Naturally flowing water is cooler than the surrounding air. Running groundwater stays cool due to evaporation. The movement of the water helps expose more of it to air which increases the evaporation. Using a natural spring to keep items cool inside of a crock is another way to have a refrigerated space. Before the time of refrigerators, while ice boxes were quite popular, spring houses also were quite popular. A spring house was a small building built in the way of a naturally occurring spring that directed the water on troughs through the building and out the other side. Often this building would have a water wheel of small size inside of it that could run a light bulb. Crockery would be placed inside the troughs where the running water went through the spring house. Temperatures inside the crocks in the spring house we’re slightly warmer than a regular refrigerator. Milk would keep for three days in a crock in a spring house.

An Ice House

Ice houses are very much like spring houses. However, with an ice house it is replenished once a year as opposed to a spring house which is continuously replenished with running water. An ice house is constructed with one smaller room inside of a much bigger room with a space in between that is filled with very good insulation. For example, a small cinder block room that is 4 foot by 4 foot built outdoors, would be surrounded by a much bigger cinder block building that is 12 foot by 12 foot. There isĀ  at least three feet of clearance between each building on all sides. In between the small room and the big building would be several feet of insulation that is extremely good such as aerogel.
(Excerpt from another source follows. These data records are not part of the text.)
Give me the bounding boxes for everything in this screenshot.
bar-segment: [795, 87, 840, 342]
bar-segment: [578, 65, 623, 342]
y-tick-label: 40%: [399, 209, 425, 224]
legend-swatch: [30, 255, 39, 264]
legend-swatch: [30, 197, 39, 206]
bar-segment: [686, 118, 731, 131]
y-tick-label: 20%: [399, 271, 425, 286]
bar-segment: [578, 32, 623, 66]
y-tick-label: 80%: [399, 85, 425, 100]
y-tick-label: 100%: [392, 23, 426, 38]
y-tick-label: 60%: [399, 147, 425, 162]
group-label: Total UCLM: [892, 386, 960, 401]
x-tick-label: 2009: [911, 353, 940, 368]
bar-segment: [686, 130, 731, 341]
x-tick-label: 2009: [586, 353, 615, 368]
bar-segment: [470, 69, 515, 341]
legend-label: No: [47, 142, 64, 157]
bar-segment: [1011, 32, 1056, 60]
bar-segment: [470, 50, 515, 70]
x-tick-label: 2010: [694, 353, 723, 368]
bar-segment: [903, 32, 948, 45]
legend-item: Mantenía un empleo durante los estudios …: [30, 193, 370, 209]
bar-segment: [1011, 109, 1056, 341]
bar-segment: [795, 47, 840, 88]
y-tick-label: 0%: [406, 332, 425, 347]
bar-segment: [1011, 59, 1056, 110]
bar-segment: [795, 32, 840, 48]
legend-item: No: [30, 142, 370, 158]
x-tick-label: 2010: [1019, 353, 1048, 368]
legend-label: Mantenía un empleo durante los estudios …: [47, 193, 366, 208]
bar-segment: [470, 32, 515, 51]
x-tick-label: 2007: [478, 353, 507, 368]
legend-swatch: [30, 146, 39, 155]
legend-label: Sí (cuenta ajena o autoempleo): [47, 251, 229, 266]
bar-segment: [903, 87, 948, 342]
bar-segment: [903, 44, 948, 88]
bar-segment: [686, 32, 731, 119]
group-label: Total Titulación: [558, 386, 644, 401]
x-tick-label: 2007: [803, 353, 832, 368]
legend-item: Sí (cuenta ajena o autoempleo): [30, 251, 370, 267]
Once the structure was completed and all the doors were sealed airtight, that winter several blocks of ice would be created and ferried into the icehouse. This ice would last throughout the winter, spring, and summer. There are reports of ice houses still having ice available come the next winter.

A Zeer Pot

A primitive and effective evaporative cooler is a Zeer pot. A Zeer pot uses two unglazed clay pots with one larger than the other. The smaller pot is placed within the larger pot. The space between the two pots is filled with sand. Food or medicine is placed within the inner pot. The sand is filled with water. Water will soak through the unglazed pots making them wet. The water on the surface of the outer pot will evaporate which cools the contents. Covering the top with a wet cloth will help to increase overall cooling. In tests from areas with very hot climates, produce last four times as long as comparable produce that would be kept at room temperature. In more temperate climates it is possible it would be more effective.